Babysitters, repair, cleaning people must show proof of COVID vaccination, according to NYC mandates

STATEN ISLAND, N.Y. — Babysitters, cleaning service workers, plumbers and others who are paid to work inside your home are required to show proof of vaccination against the coronavirus (COVID-19) under the city’s vaccine mandate for private employers.

The first-in-the-nation mandate requires workers in New York City who perform in-person work or interact with the public show proof of at least one COVID-19 vaccine dose as of Dec. 27.

The mandate applies to all businesses that employ more than one person, and to the self-employed who interact with the public in the course of their business.

Employees who submit proof of their first vaccination will have 45 days to provide proof of their second shots, if receiving the Pfizer or Moderna vaccines. Businesses will need to fill out a form affirming their compliance and post it in their place of business.

Private citizens who employ people to work in their homes fall under the category of a private employer, and therefore are legally required to check an employee’s vaccination status, according to The City.
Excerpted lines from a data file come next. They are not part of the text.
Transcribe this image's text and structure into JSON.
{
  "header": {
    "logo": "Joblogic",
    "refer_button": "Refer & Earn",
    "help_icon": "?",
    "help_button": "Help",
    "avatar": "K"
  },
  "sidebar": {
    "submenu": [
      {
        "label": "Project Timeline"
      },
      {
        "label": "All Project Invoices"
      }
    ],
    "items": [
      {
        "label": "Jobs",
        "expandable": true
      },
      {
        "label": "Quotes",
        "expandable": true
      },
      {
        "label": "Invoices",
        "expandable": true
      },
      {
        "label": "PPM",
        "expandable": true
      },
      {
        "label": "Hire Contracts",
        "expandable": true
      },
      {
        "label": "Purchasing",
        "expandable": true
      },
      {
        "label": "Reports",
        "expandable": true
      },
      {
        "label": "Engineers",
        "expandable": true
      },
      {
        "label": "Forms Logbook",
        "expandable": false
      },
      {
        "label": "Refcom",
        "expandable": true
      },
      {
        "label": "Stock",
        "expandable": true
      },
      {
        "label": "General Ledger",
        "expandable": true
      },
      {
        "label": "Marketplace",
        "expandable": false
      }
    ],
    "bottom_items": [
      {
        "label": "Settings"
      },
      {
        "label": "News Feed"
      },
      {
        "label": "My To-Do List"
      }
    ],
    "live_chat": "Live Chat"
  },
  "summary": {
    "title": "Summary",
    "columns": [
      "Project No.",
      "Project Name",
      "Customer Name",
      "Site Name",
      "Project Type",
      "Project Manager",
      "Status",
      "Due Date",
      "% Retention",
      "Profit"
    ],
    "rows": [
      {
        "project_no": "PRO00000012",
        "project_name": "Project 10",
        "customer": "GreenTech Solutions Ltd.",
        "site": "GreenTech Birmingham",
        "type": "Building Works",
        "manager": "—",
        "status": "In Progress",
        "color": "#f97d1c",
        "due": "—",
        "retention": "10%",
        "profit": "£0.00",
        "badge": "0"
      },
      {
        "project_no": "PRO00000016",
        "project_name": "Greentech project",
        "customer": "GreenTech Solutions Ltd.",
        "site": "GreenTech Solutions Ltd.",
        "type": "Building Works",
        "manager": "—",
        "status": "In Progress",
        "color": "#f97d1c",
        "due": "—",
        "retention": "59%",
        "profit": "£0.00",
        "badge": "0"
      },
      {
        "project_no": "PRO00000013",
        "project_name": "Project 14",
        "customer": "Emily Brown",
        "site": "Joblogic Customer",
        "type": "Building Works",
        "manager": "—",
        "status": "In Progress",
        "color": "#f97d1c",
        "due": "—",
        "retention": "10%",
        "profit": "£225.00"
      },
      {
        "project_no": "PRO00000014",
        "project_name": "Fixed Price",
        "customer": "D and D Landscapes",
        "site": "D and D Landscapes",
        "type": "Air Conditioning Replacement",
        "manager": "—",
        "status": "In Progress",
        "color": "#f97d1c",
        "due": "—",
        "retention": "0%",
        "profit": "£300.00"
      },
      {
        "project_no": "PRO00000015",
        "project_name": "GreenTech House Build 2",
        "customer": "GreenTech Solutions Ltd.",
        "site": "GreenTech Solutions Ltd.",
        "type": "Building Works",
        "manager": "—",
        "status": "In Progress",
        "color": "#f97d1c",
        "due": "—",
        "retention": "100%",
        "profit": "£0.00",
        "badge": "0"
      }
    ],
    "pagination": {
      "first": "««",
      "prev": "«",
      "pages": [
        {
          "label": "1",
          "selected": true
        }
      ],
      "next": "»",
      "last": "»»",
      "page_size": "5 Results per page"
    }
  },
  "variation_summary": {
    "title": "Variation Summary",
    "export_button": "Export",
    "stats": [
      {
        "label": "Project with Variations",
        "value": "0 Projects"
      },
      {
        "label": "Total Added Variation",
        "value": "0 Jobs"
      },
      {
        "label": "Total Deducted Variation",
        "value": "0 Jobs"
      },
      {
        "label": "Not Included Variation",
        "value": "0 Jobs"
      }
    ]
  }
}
The mandate also applies to businesses and companies that employ many workers but only send one to your home to perform a task, such as a repair person. In this instance, the employer is responsible for ensuring all employees are vaccinated, however, the homeowner is still permitted to ask for proof.

This private sector workplace requirement does not apply to the following:

  • People who work alone — at home or otherwise — and do not have in-person contact with co-workers or others in the course of their business.
  • People who enter a workplace briefly for a limited purpose, such as to use the bathroom.
  • Non-NYC resident performing artists, college or professional athletes, and anyone who accompanies them.
  • People who have requested reasonable accommodations for medical or religious reasons. If a worker is granted a reasonable accommodation, businesses must record the basis for the accommodation and keep supporting documentation in accordance with the below guidance.

Failure to comply could result in a $1,000 fine for a first offense, and higher fines for subsequent violations, according to the city.

As of Jan. 3, 92% of city residents aged 18 and older have received at least one dose of a COVID-19 vaccine; 83.5% of adults are considered fully vaccinated, according to city Department of Health data.